When PCs first came out, IBM machines took a commanding lead among the corporate crowd because IBM was a safe choice. It’s machines were rarely as good as those of its competitors, but no one was going to get fired for buying IBM. The Blackberry is a corporate favorite, and I’m now convinced it’s for similar reasons. It was the first device down the pike, and it’s considered the safe and right choice for corporate America.
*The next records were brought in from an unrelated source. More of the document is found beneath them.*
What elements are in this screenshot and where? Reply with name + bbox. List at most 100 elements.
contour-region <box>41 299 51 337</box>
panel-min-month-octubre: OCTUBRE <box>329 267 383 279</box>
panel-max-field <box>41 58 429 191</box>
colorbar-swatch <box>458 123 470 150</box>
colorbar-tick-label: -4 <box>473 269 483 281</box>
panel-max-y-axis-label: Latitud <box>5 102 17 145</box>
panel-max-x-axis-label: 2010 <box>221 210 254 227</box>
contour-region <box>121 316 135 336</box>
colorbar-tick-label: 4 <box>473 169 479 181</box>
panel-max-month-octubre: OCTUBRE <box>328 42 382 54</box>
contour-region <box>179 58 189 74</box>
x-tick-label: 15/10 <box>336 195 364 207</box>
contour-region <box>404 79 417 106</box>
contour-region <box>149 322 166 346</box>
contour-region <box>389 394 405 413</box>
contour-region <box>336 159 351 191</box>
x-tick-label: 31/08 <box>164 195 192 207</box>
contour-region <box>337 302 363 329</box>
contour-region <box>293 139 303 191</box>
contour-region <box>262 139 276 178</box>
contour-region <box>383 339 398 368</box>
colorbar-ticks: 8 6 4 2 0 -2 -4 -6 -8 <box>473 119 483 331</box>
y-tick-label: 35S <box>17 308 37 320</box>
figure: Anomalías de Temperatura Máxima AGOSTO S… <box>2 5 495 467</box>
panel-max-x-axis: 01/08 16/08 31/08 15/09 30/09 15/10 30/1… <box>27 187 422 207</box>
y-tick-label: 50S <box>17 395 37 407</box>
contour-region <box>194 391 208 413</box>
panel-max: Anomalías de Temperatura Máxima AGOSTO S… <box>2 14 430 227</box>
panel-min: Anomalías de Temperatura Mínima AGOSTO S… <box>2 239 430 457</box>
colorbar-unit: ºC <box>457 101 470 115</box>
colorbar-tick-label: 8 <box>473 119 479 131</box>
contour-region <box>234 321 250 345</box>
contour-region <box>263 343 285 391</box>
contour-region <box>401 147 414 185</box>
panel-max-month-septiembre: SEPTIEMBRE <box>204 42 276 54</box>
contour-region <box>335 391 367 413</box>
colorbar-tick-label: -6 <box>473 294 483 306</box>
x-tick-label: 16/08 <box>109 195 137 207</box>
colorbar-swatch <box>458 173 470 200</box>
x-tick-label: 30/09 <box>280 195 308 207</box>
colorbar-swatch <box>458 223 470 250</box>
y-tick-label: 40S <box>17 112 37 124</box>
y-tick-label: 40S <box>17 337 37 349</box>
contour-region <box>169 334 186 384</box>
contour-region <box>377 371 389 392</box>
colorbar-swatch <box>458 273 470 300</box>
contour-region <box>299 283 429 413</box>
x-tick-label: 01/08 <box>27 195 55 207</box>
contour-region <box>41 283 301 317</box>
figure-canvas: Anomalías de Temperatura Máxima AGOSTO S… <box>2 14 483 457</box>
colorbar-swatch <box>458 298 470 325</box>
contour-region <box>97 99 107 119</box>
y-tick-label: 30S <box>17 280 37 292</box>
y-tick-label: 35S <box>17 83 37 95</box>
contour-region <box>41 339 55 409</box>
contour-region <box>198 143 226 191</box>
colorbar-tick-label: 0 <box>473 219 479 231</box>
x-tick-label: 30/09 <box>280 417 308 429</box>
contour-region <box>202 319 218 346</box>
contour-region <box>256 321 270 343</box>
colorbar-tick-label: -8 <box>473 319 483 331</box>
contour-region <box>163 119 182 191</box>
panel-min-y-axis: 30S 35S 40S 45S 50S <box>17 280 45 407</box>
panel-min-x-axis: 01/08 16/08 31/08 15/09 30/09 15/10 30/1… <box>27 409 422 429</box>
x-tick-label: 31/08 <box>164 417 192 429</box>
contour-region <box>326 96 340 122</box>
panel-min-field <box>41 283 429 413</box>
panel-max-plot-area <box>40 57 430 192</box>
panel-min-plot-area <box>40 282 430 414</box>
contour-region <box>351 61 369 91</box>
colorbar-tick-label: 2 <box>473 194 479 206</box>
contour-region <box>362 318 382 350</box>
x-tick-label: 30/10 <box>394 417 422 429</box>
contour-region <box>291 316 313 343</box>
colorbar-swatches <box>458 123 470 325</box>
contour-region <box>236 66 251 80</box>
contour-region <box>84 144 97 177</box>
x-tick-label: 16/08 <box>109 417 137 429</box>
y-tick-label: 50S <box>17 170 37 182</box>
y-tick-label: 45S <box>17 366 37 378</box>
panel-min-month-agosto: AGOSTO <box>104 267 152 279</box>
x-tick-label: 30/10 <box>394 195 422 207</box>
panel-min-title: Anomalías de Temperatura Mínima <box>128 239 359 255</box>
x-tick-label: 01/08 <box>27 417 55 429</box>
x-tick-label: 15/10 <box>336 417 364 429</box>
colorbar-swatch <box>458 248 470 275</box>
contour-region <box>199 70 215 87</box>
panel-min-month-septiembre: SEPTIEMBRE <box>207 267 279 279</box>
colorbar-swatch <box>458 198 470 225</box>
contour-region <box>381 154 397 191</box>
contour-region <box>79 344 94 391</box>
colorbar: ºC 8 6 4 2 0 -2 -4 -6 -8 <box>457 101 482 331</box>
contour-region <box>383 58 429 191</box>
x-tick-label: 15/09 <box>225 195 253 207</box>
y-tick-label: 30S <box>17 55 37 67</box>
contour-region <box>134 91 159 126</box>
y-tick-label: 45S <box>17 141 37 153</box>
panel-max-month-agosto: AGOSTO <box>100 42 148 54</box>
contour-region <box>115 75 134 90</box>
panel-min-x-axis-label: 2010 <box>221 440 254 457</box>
As I said, my wife has an Iphone. Downloading apps is simple. It plays music. The web browser works well. She has never experienced memory leaks. She could load a thousand programs on it, if she was so inclined. She’s never had to wait to make a phone call while she watches a little clock face circle endlessly while the device desperately tries to find available memory that’s been filled with God knows what. And, if something does go wrong, she can re-boot it with an easy key combination, and in a few seconds, she’s back in business. My guess is that the Pre, from Palm, works just as well.

So, you are probably asking: Okay, John, tell us what you really think. Would you recommend a Blackberry to a friend?

No, but I might give it to an enemy.